Our curator this week is Dr Greetchen Díaz (aka @greetdiaz) of the Nebraska Center for Virology, at the University of Nebraska-Lincoln. Greetchen hails from Puerto Rico, describing herself as ‘a Latina who loves art, music, history and science (not necessarily in that order).’
Greetchen was the first member of her family to complete an advanced degree, and was inspired to succeed by her science and math teachers at school – her intellectual curiosity inspired by the encyclopedia she read as a child, learning about science, history, geography and cultures. Greetchen studied in a math and science specialized high school, an hour away from her town. During those years she thought of becoming an astronomer, fascinated by space and the possibility of discovering life on other planets.
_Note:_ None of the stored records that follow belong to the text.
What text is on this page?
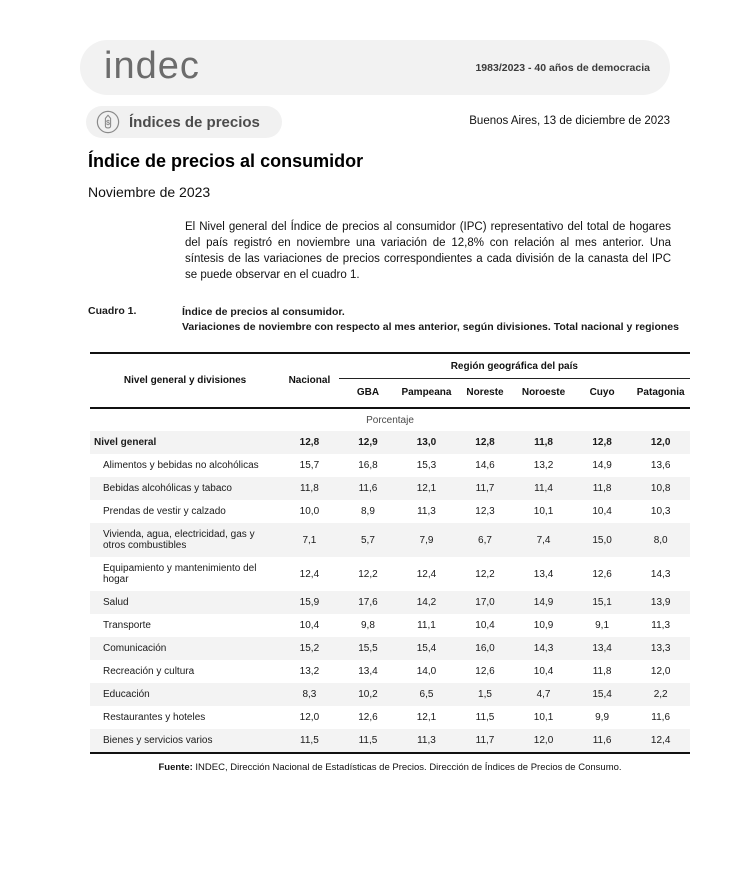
indec	1983/2023 - 40 años de democracia
$ Índices de precios	Buenos Aires, 13 de diciembre de 2023
Índice de precios al consumidor
Noviembre de 2023

El Nivel general del Índice de precios al consumidor (IPC) representativo del total de hogares del país registró en noviembre una variación de 12,8% con relación al mes anterior. Una síntesis de las variaciones de precios correspondientes a cada división de la canasta del IPC se puede observar en el cuadro 1.

Cuadro 1.	Índice de precios al consumidor.
Variaciones de noviembre con respecto al mes anterior, según divisiones. Total nacional y regiones
Nivel general y divisiones	Nacional	Región geográfica del país					
		GBA	Pampeana	Noreste	Noroeste	Cuyo	Patagonia
Porcentaje							
Nivel general	12,8	12,9	13,0	12,8	11,8	12,8	12,0
Alimentos y bebidas no alcohólicas	15,7	16,8	15,3	14,6	13,2	14,9	13,6
Bebidas alcohólicas y tabaco	11,8	11,6	12,1	11,7	11,4	11,8	10,8
Prendas de vestir y calzado	10,0	8,9	11,3	12,3	10,1	10,4	10,3
Vivienda, agua, electricidad, gas y otros combustibles	7,1	5,7	7,9	6,7	7,4	15,0	8,0
Equipamiento y mantenimiento del hogar	12,4	12,2	12,4	12,2	13,4	12,6	14,3
Salud	15,9	17,6	14,2	17,0	14,9	15,1	13,9
Transporte	10,4	9,8	11,1	10,4	10,9	9,1	11,3
Comunicación	15,2	15,5	15,4	16,0	14,3	13,4	13,3
Recreación y cultura	13,2	13,4	14,0	12,6	10,4	11,8	12,0
Educación	8,3	10,2	6,5	1,5	4,7	15,4	2,2
Restaurantes y hoteles	12,0	12,6	12,1	11,5	10,1	9,9	11,6
Bienes y servicios varios	11,5	11,5	11,3	11,7	12,0	11,6	12,4
Fuente: INDEC, Dirección Nacional de Estadísticas de Precios. Dirección de Índices de Precios de Consumo.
Then, she learned that she was not good at physics, so maybe being an astronomer was not a such good idea at all! She became interested in biology and after high school she completed her Bachelor’s degree in biology at the University of Puerto Rico, Mayagüez, followed by a Masters in biology in the same university. Her Masters research investigated the fungal diversity present at a hypersaline environment in Puerto Rico. She subsequently enrolled in the Molecular, Cellular and Developmental Biology interdisciplinary program at The Ohio State University where she worked in Anita Hopper’s laboratory at the Molecular Genetics department using yeast as a genetic model to study protein trafficking to the nuclear membrane for her PhD. In 2012, Greetchen joined the Nebraska Center for Virology at the University of Nebraska, Lincoln. As a postdoc, she is using yeast as a genetic model to study DNA replication and maintenance of the Human papilloma virus (HPV), which infects human keratinocytes of the skin or mucous membranes and its long-term persistence causes precancerous lesions and invasive cancer.
Greetchen aspires to be a professor in academia. Her objective is to be part of the new generation of scientists interested in developing programs to improve undergraduate education and research experience in STEM for minorities. She would like to use different and innovative strategies in science teaching, research and science communication:
As a scientist, I have always enjoyed to communicate my research results to scientific audiences. However, what I enjoy the most is to simplify scientific data and communicate complex concepts to general audiences in presentations that will be easier to understand and apply.
Since 2008, Greetchen has been a volunteer of “Ciencia Puerto Rico” (@CienciaPR; www.cienciapr.org), a non-profit organization dedicated to promote science and education in Puerto Rico. During her time with CienciaPR she has worked on different initiatives to increase science education, science literacy and public understanding of science. At CienciaPR, she is the founder of the photo-blog Science is all around you which highlights images from the natural world in Puerto Rico and explains the science behind them. Also, Greetchen is the founder of the blog section “Borinqueña”, which emphasizes on the contribution of Puerto Rican and Hispanic women in science, and provides a space to discuss topics of interest about the empowerment of women. Greetchen writes, edits, identifies topics, and manages teams of bloggers and guests contributors for both blogs. In addition, she is part of the team of writers/editors of the featured CienciaPR monthly story were they profile the work of an outstanding CienciaPR member or discuss a scientific topic of relevance to their community.
As a scientist, I believe that communicating science is crucial for our society as it contributes to its economical and educational development. I understand that it is an important component of our democracy. I believe we have the right to know about the scientific discoveries that will impact our lives. Also, it is important for the general public to know about the people who make science (the scientist) and their important role in our community. I see me in the future not only as a researcher and an educator but also as an effective communicator that will motivate people’s curiosity about science and discoveries. ¡Que viva la ciencia!
We are thrilled to have Greetchen tweeting for us this week on the account, and trust you will be too!